Together the man and the boy moved down the aisle. They paused at every bunk and took the hands of its occupants. Those in their wake clustered with them that were greeted before, and those ahead moved to the front of their bunks, the quicker to meet Lavery and the boy.
At one halt Lavery stayed beyond his introduction of himself. “By a foul light here’s a fair sight,” he said.
Two girls drew deeper into the shadows, but one of them laughed aloud, her teeth gleaming in the near darkness.
“Don’t be bold, Peg,” the other whispered fiercely.

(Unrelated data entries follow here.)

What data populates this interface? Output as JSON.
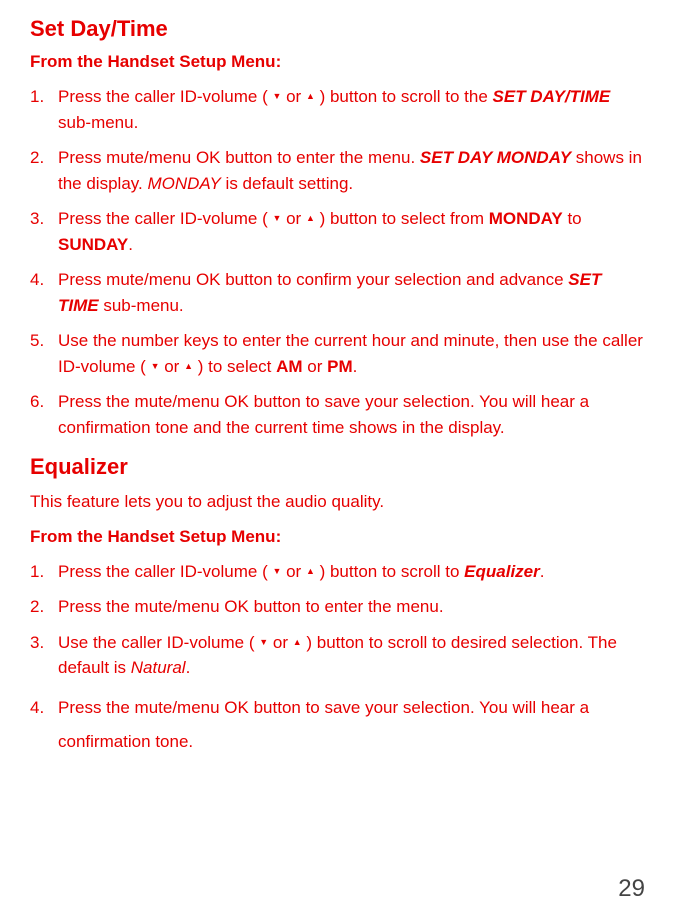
{
  "section1": {
    "heading": "Set Day/Time",
    "subheading": "From the Handset Setup Menu:",
    "items": [
      {
        "num": "1.",
        "t1": "Press the caller ID-volume ( ",
        "down": "▼",
        "or": " or ",
        "up": "▲",
        "t2": " ) button to scroll to the ",
        "bi1": "SET DAY/TIME",
        "t3": " sub-menu."
      },
      {
        "num": "2.",
        "t1": "Press mute/menu OK button to enter the menu. ",
        "bi1": "SET DAY MONDAY",
        "t2": " shows in the display. ",
        "i1": "MONDAY",
        "t3": " is default setting."
      },
      {
        "num": "3.",
        "t1": "Press the caller ID-volume ( ",
        "down": "▼",
        "or": " or ",
        "up": "▲",
        "t2": " ) button to select from ",
        "b1": "MONDAY",
        "t3": " to ",
        "b2": "SUNDAY",
        "t4": "."
      },
      {
        "num": "4.",
        "t1": "Press mute/menu OK button to confirm your selection and advance ",
        "bi1": "SET TIME",
        "t2": " sub-menu."
      },
      {
        "num": "5.",
        "t1": "Use the number keys to enter the current hour and minute, then use the caller ID-volume ( ",
        "down": "▼",
        "or": "  or ",
        "up": "▲",
        "t2": " ) to select ",
        "b1": "AM",
        "t3": " or ",
        "b2": "PM",
        "t4": "."
      },
      {
        "num": "6.",
        "t1": "Press the mute/menu OK button to save your selection. You will hear a confirmation tone and the current time shows in the display."
      }
    ]
  },
  "section2": {
    "heading": "Equalizer",
    "intro": "This feature lets you to adjust the audio quality.",
    "subheading": "From the Handset Setup Menu:",
    "items": [
      {
        "num": "1.",
        "t1": "Press the caller ID-volume ( ",
        "down": "▼",
        "or": " or ",
        "up": "▲",
        "t2": " ) button to scroll to ",
        "bi1": "Equalizer",
        "t3": "."
      },
      {
        "num": "2.",
        "t1": "Press the mute/menu OK button to enter the menu."
      },
      {
        "num": "3.",
        "t1": "Use the caller ID-volume ( ",
        "down": "▼",
        "or": "  or  ",
        "up": "▲",
        "t2": " ) button to scroll to desired selection. The default is ",
        "i1": "Natural",
        "t3": "."
      },
      {
        "num": "4.",
        "t1": "Press the mute/menu OK button to save your selection. You will hear a confirmation tone."
      }
    ]
  },
  "page_number": "29"
}
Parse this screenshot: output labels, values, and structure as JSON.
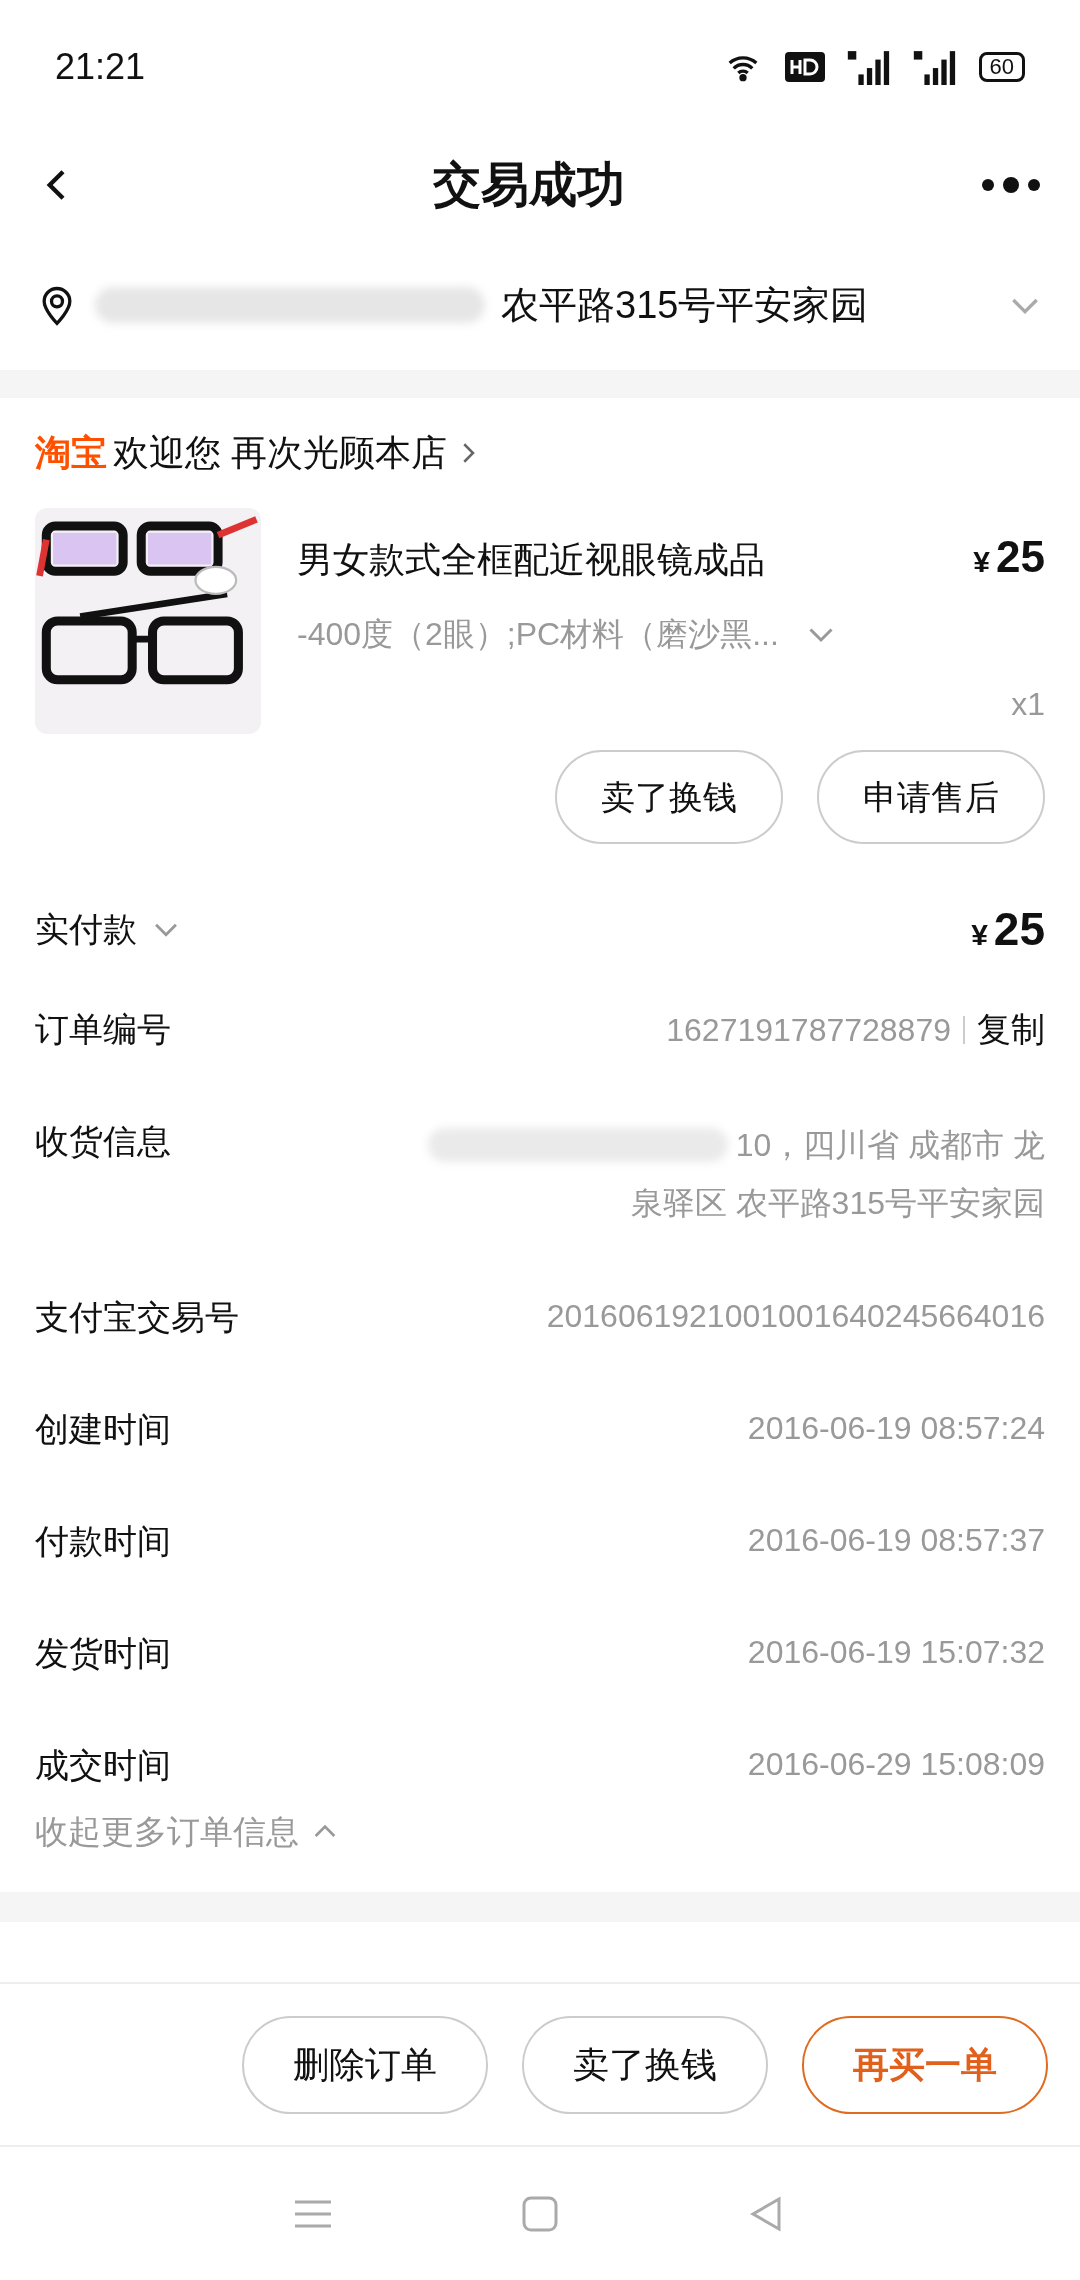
{
  "status_bar": {
    "time": "21:21",
    "battery": "60"
  },
  "nav": {
    "title": "交易成功"
  },
  "address": {
    "text": "农平路315号平安家园"
  },
  "shop": {
    "brand": "淘宝",
    "name": "欢迎您 再次光顾本店"
  },
  "product": {
    "image": {
      "kind": "picture"
    },
    "title": "男女款式全框配近视眼镜成品",
    "currency": "¥",
    "price": "25",
    "sku": "-400度（2眼）;PC材料（磨沙黑...",
    "quantity": "x1",
    "actions": [
      "卖了换钱",
      "申请售后"
    ]
  },
  "payment": {
    "label": "实付款",
    "currency": "¥",
    "amount": "25"
  },
  "order_info": [
    {
      "kind": "copy",
      "label": "订单编号",
      "value": "1627191787728879",
      "action": "复制"
    },
    {
      "kind": "address",
      "label": "收货信息",
      "lines": [
        "10，四川省 成都市 龙",
        "泉驿区 农平路315号平安家园"
      ]
    },
    {
      "kind": "plain",
      "label": "支付宝交易号",
      "value": "2016061921001001640245664016"
    },
    {
      "kind": "plain",
      "label": "创建时间",
      "value": "2016-06-19 08:57:24"
    },
    {
      "kind": "plain",
      "label": "付款时间",
      "value": "2016-06-19 08:57:37"
    },
    {
      "kind": "plain",
      "label": "发货时间",
      "value": "2016-06-19 15:07:32"
    },
    {
      "kind": "plain",
      "label": "成交时间",
      "value": "2016-06-29 15:08:09"
    }
  ],
  "collapse_link": "收起更多订单信息",
  "bottom_actions": [
    {
      "label": "删除订单",
      "primary": false
    },
    {
      "label": "卖了换钱",
      "primary": false
    },
    {
      "label": "再买一单",
      "primary": true
    }
  ]
}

“Ah, but do be bold, Peg,” Lavery said, and gave the boy a nudge to carry on by himself. “It’s a bold country you’re goin’ to. And if you be Peg,” he moved closer to her companion, “who would this be?”
“Norah, my sister,” Peg said. “We’re Margaret and Norah Hickey.”
“Margaret and Norah Hickey,” he repeated. “Poor, poor Ireland, her fairest blooms blowin’ out to sea.”
“Are you a poet, Mr. Lavery?” Peg asked.
“The name is Dennis and I can scarce write my name.”
“I can read and write,” Peg said. “I could teach you.”
“I’ll wager there’s much you could teach me,” he said, “and me willin’ to learn it. How ever did they let the two of yous leave home?”
“We’re run away,” Peg said. “Sick we were of Ireland.”
“Peg, will you keep your wits about you? You’ll have us took off the boat,” her sister said.
Lavery, accustomed now to the murkiness, explored Peg’s face. She would be under twenty and fair indeed with a bit more flesh on her bones and color in her face. Her eyes were too large, but dark and full as her tongue of the daring. In her good time she would rule a man, a house or a country—or all of them at a stroke.
“’Tis a sickness in the guts of all of us, Peg. Else why would we be here?”
“We paid our own passage,” Norah said, lifting her head.
“As I did myself,” said Dennis.
“Worry your pride, the two of you,” Peg said. “I was all for stowin’ it in my shoe and swearin’ myself a pauper. I don’t see the why of bein’ so bloody honest in a kingdom of thieves.”